A federal appeals court handed President Donald Trump a victory Tuesday in his push to curb the power of government unions.
A three-judge panel of the U.S. Court of Appeals for the District of Columbia Circuit reversed a trial court ruling barring enforcement of three executive orders Trump issued that reduce the power of government unions and facilitate removal of lackluster civil servants.
“Lacking jurisdiction, the district court had no power to address the merits of the executive orders,” Judge Thomas Griffith’s decision for the panel reads.
The president issued a trio of orders in May 2018 addressing civil service protections. Administration officials billed the directives as the principle thrust of Trump’s push to remove ineffective employees and eliminate waste in the federal agencies.
The orders reduce grace periods for poor-performing civil servants, restrict the amount of time federal workers may spend on official union duties during business hours, set goals for agencies to pursue when negotiating contracts and narrow the range of issues subject to negotiation during collective bargaining, among other items.
A coalition of labor unions including the American Federation of Government Employees (AFGE) and the National Federation of Federal Employees (NFFE) challenged the order in federal court. They advanced a number of arguments, saying the president had no right to issue executive orders touching federal labor relations and that the directives at issue violate constitutional rights to free association and the Federal Service Labor-Management Relations Act (FSLMRS). (RELATED: Appeals Court Sides With Trump In Anti-Corruption Lawsuit Against D.C. Hotel)
U.S. District Judge Ketanji Brown Jackson barred administration officials from implementing the orders in August 2018. The judge said Trump’s directives violated FSLMRS, the 1978 law that established collective bargaining rights for government workers.
Jackson said the president’s orders effectively “eviscerate the right to bargain collectively as envisioned in the FSLMRS.”
The D.C. Circuit did not reach the merits of the dispute in Tuesday’s decision. Instead the unanimous panel held that the trial court had no power to hear the case in the first place. Griffith said the unions must first take up the dispute with the Federal Labor Relations Authority (FLRA), an independent agency that directs labor-management relations for the government. Only after FLRA administrative proceedings can the case move to federal court, the D.C. Circuit said.

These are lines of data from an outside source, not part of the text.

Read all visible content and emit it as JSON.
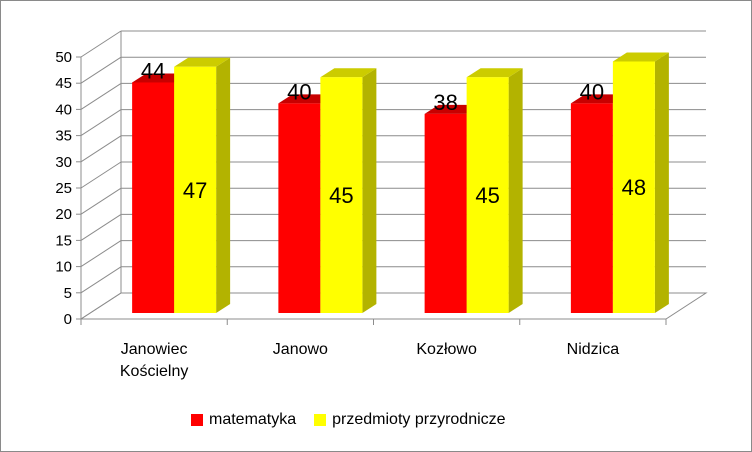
{
  "chart_data": {
    "type": "bar",
    "categories": [
      "Janowiec Kościelny",
      "Janowo",
      "Kozłowo",
      "Nidzica"
    ],
    "category_lines": [
      [
        "Janowiec",
        "Kościelny"
      ],
      [
        "Janowo"
      ],
      [
        "Kozłowo"
      ],
      [
        "Nidzica"
      ]
    ],
    "series": [
      {
        "name": "matematyka",
        "values": [
          44,
          40,
          38,
          40
        ],
        "color": "#ff0000",
        "side_color": "#b30000",
        "top_color": "#c80000"
      },
      {
        "name": "przedmioty przyrodnicze",
        "values": [
          47,
          45,
          45,
          48
        ],
        "color": "#ffff00",
        "side_color": "#b3b300",
        "top_color": "#cccc00"
      }
    ],
    "y_ticks": [
      0,
      5,
      10,
      15,
      20,
      25,
      30,
      35,
      40,
      45,
      50
    ],
    "ylim": [
      0,
      50
    ],
    "grid": true,
    "legend": "bottom",
    "style": "3d-clustered-column"
  }
}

“Requiring the unions here to proceed through the FSLMRS’s scheme does not foreclose ‘all meaningful judicial review,'” Griffith cautioned. “Although the unions are not able to pursue their preferred systemwide challenge through the scheme, they can ultimately obtain review of and relief from the executive orders by litigating their claims in the context of concrete bargaining disputes.”
“Today’s terrible decision by the U.S. Court of Appeals for the District of Columbia is a tremendous blow to federal employees and their voice in the workplace,” AFGE President J. David Cox Sr. said in a statement. “The decision is mistaken about the jurisdictional question, wrong on the law, and jeopardizes the rights of federal employees across the government.”
The union plaintiffs can ask the full D.C. Circuit to review the decision or appeal to the Supreme Court.
There are approximately 2 million full-time federal workers.